By Kwame Okoampa-Ahoofe, Jr., Ph.D.
Garden City, New York
Feb. 24, 2016
E-mail: okoampaahoofe@optimum.net
The quickness with which the operatives of the National Democratic Congress (NDC) would have all the significant institutions and landmarks in the country named after their icons and political patrons and benefactors is incredible. And so I was not the least bit surprised when Mr. Haruna Iddrisu, the Minister of Labor and Employment, recently suggested that the University of Development Studies (UDS) be named after the NDC’s founding patriarch, Chairman Jerry John Rawlings (See “Name UDS After Rawlings – Haruna Iddrisu” Graphic.com.gh / Ghanaweb.com 2/23/16).
The Tamale-Central Member of Parliament’s argument is that former President Rawlings demonstrated “vision and selflessness” when he donated some $50,000 awarded him by the directors of the U.S.-based World Hunger Project for the establishment of the northern Ghana-located University of Development Studies. I have absolutely no qualms with Mr. Iddrisu’s “fearless” proposition, as the Minister himself recently put it before a packed auditorium of students of the Kufuor-created Wa, Upper-West, campus of UDS, except for the glaring fact that Mr. Iddrisu strangely failed to issue the same call for the even more imperative need for the country’s flagship academy, the University of Ghana, to be renamed after the intellectual, cultural and political giant who singularly championed its seminal establishment in 1948.
We must also quickly observe that Danquah did all this without having had the privilege and opportunity to assume the reins of national governance.

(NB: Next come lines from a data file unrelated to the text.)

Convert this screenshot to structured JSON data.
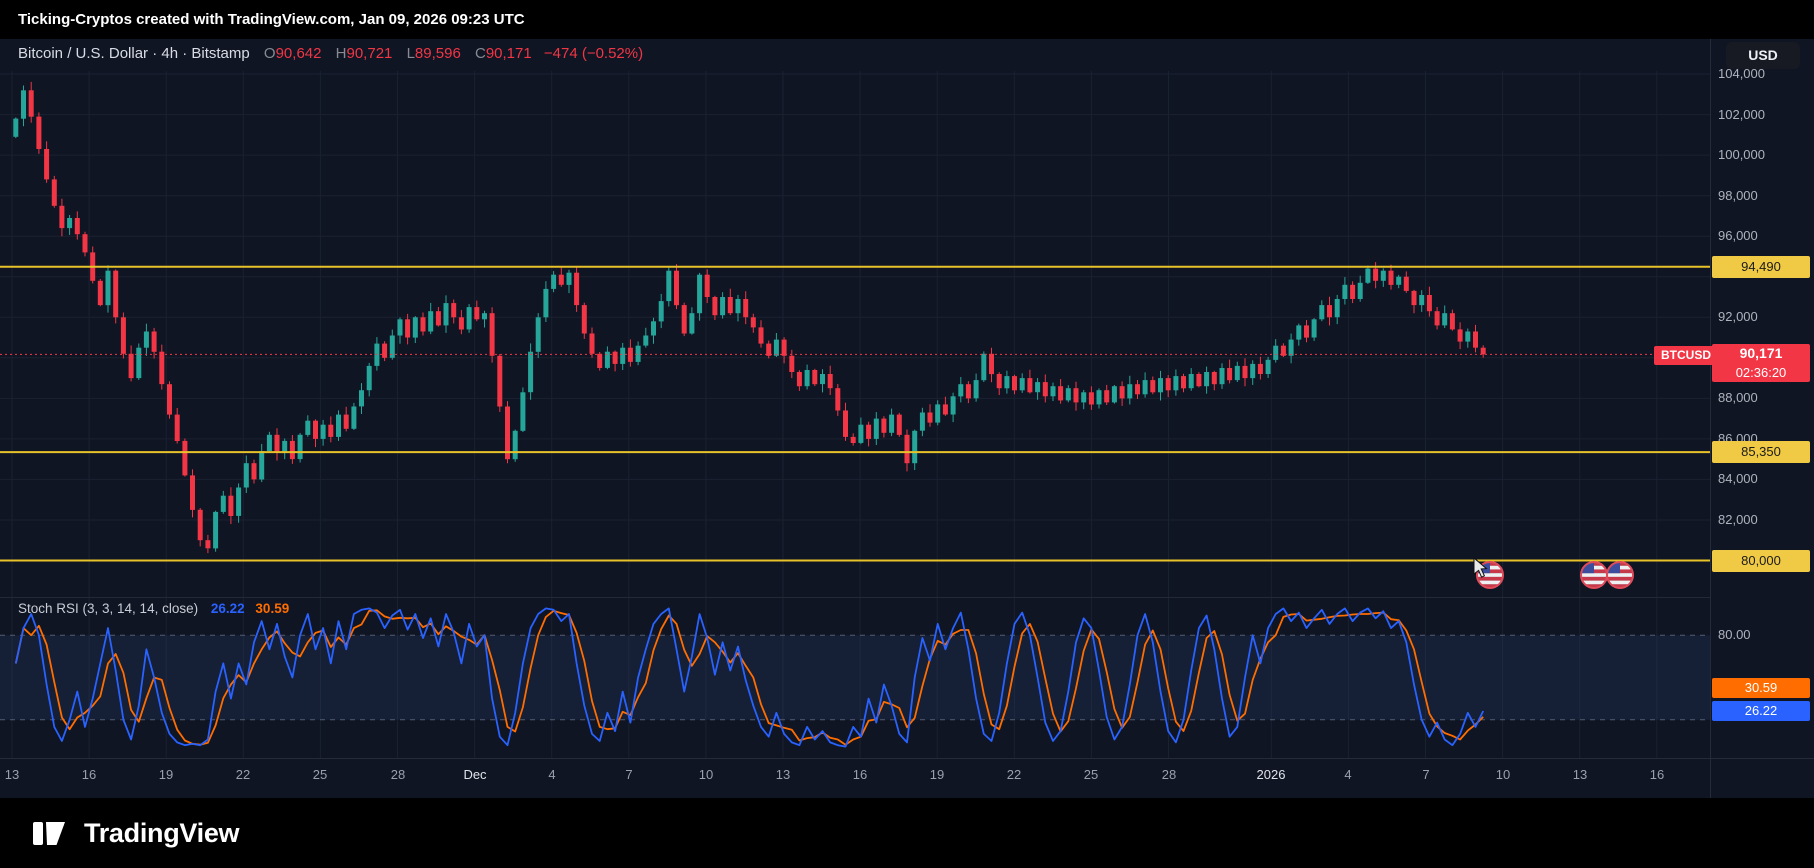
{
  "topbar": {
    "title": "Ticking-Cryptos created with TradingView.com, Jan 09, 2026 09:23 UTC"
  },
  "symbol_header": {
    "title": "Bitcoin / U.S. Dollar · 4h · Bitstamp",
    "o_label": "O",
    "o": "90,642",
    "h_label": "H",
    "h": "90,721",
    "l_label": "L",
    "l": "89,596",
    "c_label": "C",
    "c": "90,171",
    "change": "−474 (−0.52%)"
  },
  "currency_button": "USD",
  "footer": {
    "brand": "TradingView"
  },
  "icons": {
    "logo": "tradingview-logo-icon",
    "flags": "us-flag-event-icon",
    "cursor": "mouse-cursor-icon"
  },
  "colors": {
    "up": "#26a69a",
    "down": "#f23645",
    "grid": "#1a2130",
    "level_yellow": "#e7c229",
    "stoch_k": "#2962ff",
    "stoch_d": "#ff6d00",
    "stoch_band_line": "#687183",
    "stoch_band_fill": "rgba(56,90,160,0.14)"
  },
  "chart_data": [
    {
      "type": "candlestick",
      "symbol": "BTCUSD",
      "title": "Bitcoin / U.S. Dollar",
      "interval": "4h",
      "exchange": "Bitstamp",
      "ohlc_last": {
        "open": 90642,
        "high": 90721,
        "low": 89596,
        "close": 90171,
        "change": -474,
        "change_pct": -0.52
      },
      "last_price": 90171,
      "last_price_label": "90,171",
      "countdown": "02:36:20",
      "ylim": [
        78200,
        104150
      ],
      "y_ticks": [
        80000,
        82000,
        84000,
        86000,
        88000,
        90000,
        92000,
        94000,
        96000,
        98000,
        100000,
        102000,
        104000
      ],
      "levels": [
        {
          "price": 94490,
          "label": "94,490",
          "color": "#e7c229"
        },
        {
          "price": 85350,
          "label": "85,350",
          "color": "#e7c229"
        },
        {
          "price": 80000,
          "label": "80,000",
          "color": "#e7c229"
        }
      ],
      "x_ticks": [
        {
          "label": "13",
          "day": 0,
          "major": false
        },
        {
          "label": "16",
          "day": 3,
          "major": false
        },
        {
          "label": "19",
          "day": 6,
          "major": false
        },
        {
          "label": "22",
          "day": 9,
          "major": false
        },
        {
          "label": "25",
          "day": 12,
          "major": false
        },
        {
          "label": "28",
          "day": 15,
          "major": false
        },
        {
          "label": "Dec",
          "day": 18,
          "major": true
        },
        {
          "label": "4",
          "day": 21,
          "major": false
        },
        {
          "label": "7",
          "day": 24,
          "major": false
        },
        {
          "label": "10",
          "day": 27,
          "major": false
        },
        {
          "label": "13",
          "day": 30,
          "major": false
        },
        {
          "label": "16",
          "day": 33,
          "major": false
        },
        {
          "label": "19",
          "day": 36,
          "major": false
        },
        {
          "label": "22",
          "day": 39,
          "major": false
        },
        {
          "label": "25",
          "day": 42,
          "major": false
        },
        {
          "label": "28",
          "day": 45,
          "major": false
        },
        {
          "label": "2026",
          "day": 49,
          "major": true
        },
        {
          "label": "4",
          "day": 52,
          "major": false
        },
        {
          "label": "7",
          "day": 55,
          "major": false
        },
        {
          "label": "10",
          "day": 58,
          "major": false
        },
        {
          "label": "13",
          "day": 61,
          "major": false
        },
        {
          "label": "16",
          "day": 64,
          "major": false
        }
      ],
      "open_start": 100900,
      "closes": [
        101800,
        103200,
        101900,
        100300,
        98800,
        97500,
        96400,
        96900,
        96100,
        95200,
        93800,
        92600,
        94300,
        92000,
        90200,
        89000,
        90500,
        91300,
        90300,
        88700,
        87200,
        85900,
        84200,
        82500,
        81000,
        80600,
        82400,
        83200,
        82200,
        83600,
        84800,
        84000,
        85400,
        86200,
        85300,
        85900,
        85000,
        86200,
        86900,
        86000,
        86700,
        86100,
        87200,
        86500,
        87600,
        88400,
        89600,
        90700,
        90000,
        91100,
        91900,
        91000,
        92000,
        91300,
        92300,
        91600,
        92700,
        92000,
        91400,
        92500,
        91900,
        92200,
        90100,
        87600,
        85000,
        86400,
        88300,
        90300,
        92000,
        93400,
        94100,
        93600,
        94200,
        92600,
        91200,
        90200,
        89500,
        90300,
        89700,
        90500,
        89800,
        90600,
        91100,
        91800,
        92800,
        94300,
        92600,
        91200,
        92200,
        94100,
        93000,
        92100,
        93000,
        92200,
        92900,
        92000,
        91500,
        90700,
        90100,
        90900,
        90100,
        89300,
        88600,
        89400,
        88700,
        89200,
        88500,
        87400,
        86100,
        85800,
        86700,
        86000,
        87000,
        86300,
        87200,
        86200,
        84800,
        86400,
        87300,
        86800,
        87700,
        87200,
        88100,
        88700,
        88000,
        88900,
        90200,
        89200,
        88500,
        89100,
        88400,
        89000,
        88300,
        88800,
        88100,
        88600,
        87900,
        88500,
        87800,
        88300,
        87700,
        88400,
        87800,
        88600,
        88000,
        88700,
        88200,
        88900,
        88300,
        89000,
        88400,
        89100,
        88500,
        89200,
        88600,
        89300,
        88700,
        89500,
        88900,
        89600,
        89000,
        89700,
        89200,
        89900,
        90600,
        90100,
        90900,
        91600,
        91000,
        91900,
        92600,
        92000,
        92900,
        93600,
        92900,
        93700,
        94400,
        93800,
        94300,
        93600,
        94000,
        93300,
        92600,
        93100,
        92300,
        91600,
        92200,
        91400,
        90800,
        91300,
        90500,
        90171
      ]
    },
    {
      "type": "line",
      "title": "Stoch RSI (3, 3, 14, 14, close)",
      "k_last": 26.22,
      "d_last": 30.59,
      "k_label": "26.22",
      "d_label": "30.59",
      "band_label": "80.00",
      "ylim": [
        0,
        100
      ],
      "bands": [
        20,
        80
      ],
      "k": [
        60,
        85,
        95,
        80,
        45,
        15,
        5,
        20,
        40,
        15,
        35,
        60,
        85,
        55,
        20,
        6,
        30,
        70,
        50,
        25,
        10,
        4,
        2,
        3,
        2,
        6,
        40,
        60,
        35,
        60,
        45,
        75,
        90,
        70,
        88,
        65,
        50,
        80,
        95,
        70,
        85,
        60,
        90,
        70,
        95,
        98,
        99,
        96,
        85,
        94,
        98,
        84,
        95,
        78,
        92,
        72,
        95,
        82,
        60,
        88,
        72,
        80,
        35,
        8,
        2,
        25,
        60,
        85,
        95,
        99,
        98,
        90,
        95,
        60,
        30,
        10,
        5,
        25,
        12,
        40,
        18,
        50,
        70,
        88,
        95,
        99,
        70,
        40,
        65,
        95,
        78,
        52,
        75,
        55,
        72,
        48,
        30,
        15,
        8,
        25,
        10,
        4,
        2,
        15,
        6,
        12,
        4,
        2,
        1,
        15,
        8,
        35,
        18,
        45,
        30,
        10,
        4,
        50,
        78,
        62,
        88,
        70,
        85,
        96,
        70,
        35,
        10,
        5,
        25,
        60,
        88,
        96,
        80,
        50,
        18,
        5,
        12,
        40,
        75,
        92,
        85,
        55,
        22,
        6,
        15,
        45,
        80,
        95,
        75,
        40,
        12,
        4,
        20,
        55,
        85,
        94,
        70,
        35,
        8,
        15,
        50,
        80,
        60,
        85,
        95,
        99,
        90,
        96,
        85,
        92,
        98,
        88,
        95,
        99,
        90,
        96,
        99,
        92,
        97,
        85,
        90,
        75,
        45,
        20,
        8,
        18,
        6,
        2,
        10,
        25,
        15,
        26.22
      ]
    }
  ]
}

The putative Doyen of Gold Coast and Modern Ghanaian Politics would also, through tireless and brilliant research, cause the erstwhile Gold Coast Colony to be renamed Ghana in March 1957. Indeed, if the Labor and Employment Minister had any respect for Ghana’s history and the protagonists thereof, Mr. Iddrisu would have progressively added his voice to that of the thunderous chorus of voices that first advocated for the University of Ghana to be renamed after the man who made it possible for Legon to be established at least a decade before it would have been established, in the authoritative words of Rev.-Prof. Robert Addo-Fening.

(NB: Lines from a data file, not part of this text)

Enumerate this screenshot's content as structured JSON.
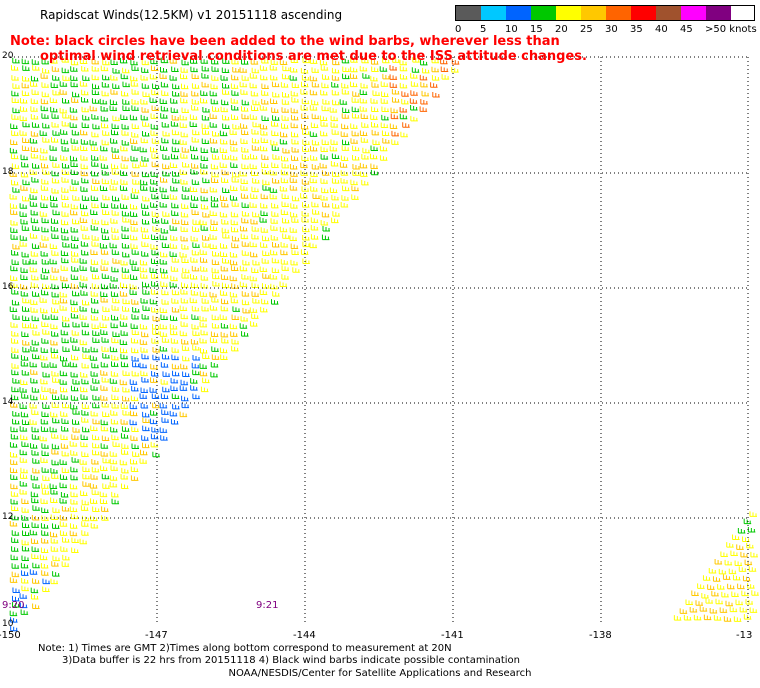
{
  "title": "Rapidscat Winds(12.5KM) v1 20151118 ascending",
  "note_line1": "Note: black circles have been added to the wind barbs, wherever less than",
  "note_line2": "optimal wind retrieval conditions are met due to the ISS attitude changes.",
  "legend": {
    "colors": [
      "#5a5a5a",
      "#00c8ff",
      "#0064ff",
      "#00c800",
      "#ffff00",
      "#ffc800",
      "#ff6400",
      "#ff0000",
      "#a0522d",
      "#ff00ff",
      "#800080"
    ],
    "labels": [
      "0",
      "5",
      "10",
      "15",
      "20",
      "25",
      "30",
      "35",
      "40",
      "45",
      ">50 knots"
    ]
  },
  "x_labels": [
    "-150",
    "-147",
    "-144",
    "-141",
    "-138",
    "-13"
  ],
  "y_labels": [
    "20",
    "18",
    "16",
    "14",
    "12",
    "10"
  ],
  "time_labels": [
    "9:20",
    "9:21"
  ],
  "footer_line1": "Note: 1) Times are GMT 2)Times along bottom correspond to measurement at 20N",
  "footer_line2": "3)Data buffer is 22 hrs from 20151118 4) Black wind barbs indicate possible contamination",
  "footer_line3": "NOAA/NESDIS/Center for Satellite Applications and Research"
}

That Mr. Iddrisu is himself a bona fide product or graduate of the University of Ghana, and not the University of Development Studies, makes his rather brazen proposition all the more grotesque. You see, the original title of this column was “How Many Institutions Did Rawlings Name after Acheampong?” In other words, it goes without saying that the most progressive postcolonial military ruler that Ghana ever had was Gen. Ignatius Kutu Acheampong, and not Flt.-Lt. Jerry John Rawlings. And so it is not clear precisely why Mr. Iddrisu chose to so flagrantly insult the intelligence of Ghanaians, as well as rudely play fast and loose with the truth of the reality of postcolonial Ghanaian history.
If Mr. Iddrisu thinks that the mere fact of him being a Ghanaian of northern descent authorizes him to make such a scandalous proposition, then he is in for a rude awakening. Suffice it to say, at least in passing, that Chairman Rawlings has done more harm to the interests of our country than just about any postcolonial Ghanaian leader. Rawlings has uniquely contributed to the gross retardation of the country’s intellectual and cultural development clock; and that, of course, includes the development of Ghana’s higher educational system. That Chairman Rawlings would callously and unconscionably shut down all the major public universities in the country, while he smugly shipped all his four known children abroad for schooling, at some of the most expensive academies in Europe and the United States, ought to inform Mr. Iddrisu that his political icon is anything but “selfless and visionary.”
We must also quickly note, for the benefit of those who may not already be in the know, that the very conception of a university of development, and not just development studies, in the northern-half of the country, far predates Chairman Rawlings on the national political scene and was, in fact, in the works when the Limann-led democratically elected People’s National Party (PNP) was overthrown by the very same Chairman Rawlings that Mr. Iddrisu would now have honored with the renaming of the UDS. We shall make time to further discuss this sticky subject of the imperative need to honoring and venerating our leaders and heroes in the offing. For now, suffice it to observe that respect and veneration are multi-pronged and cross-partisan, and not the expedient fruits of impudent political opportunists.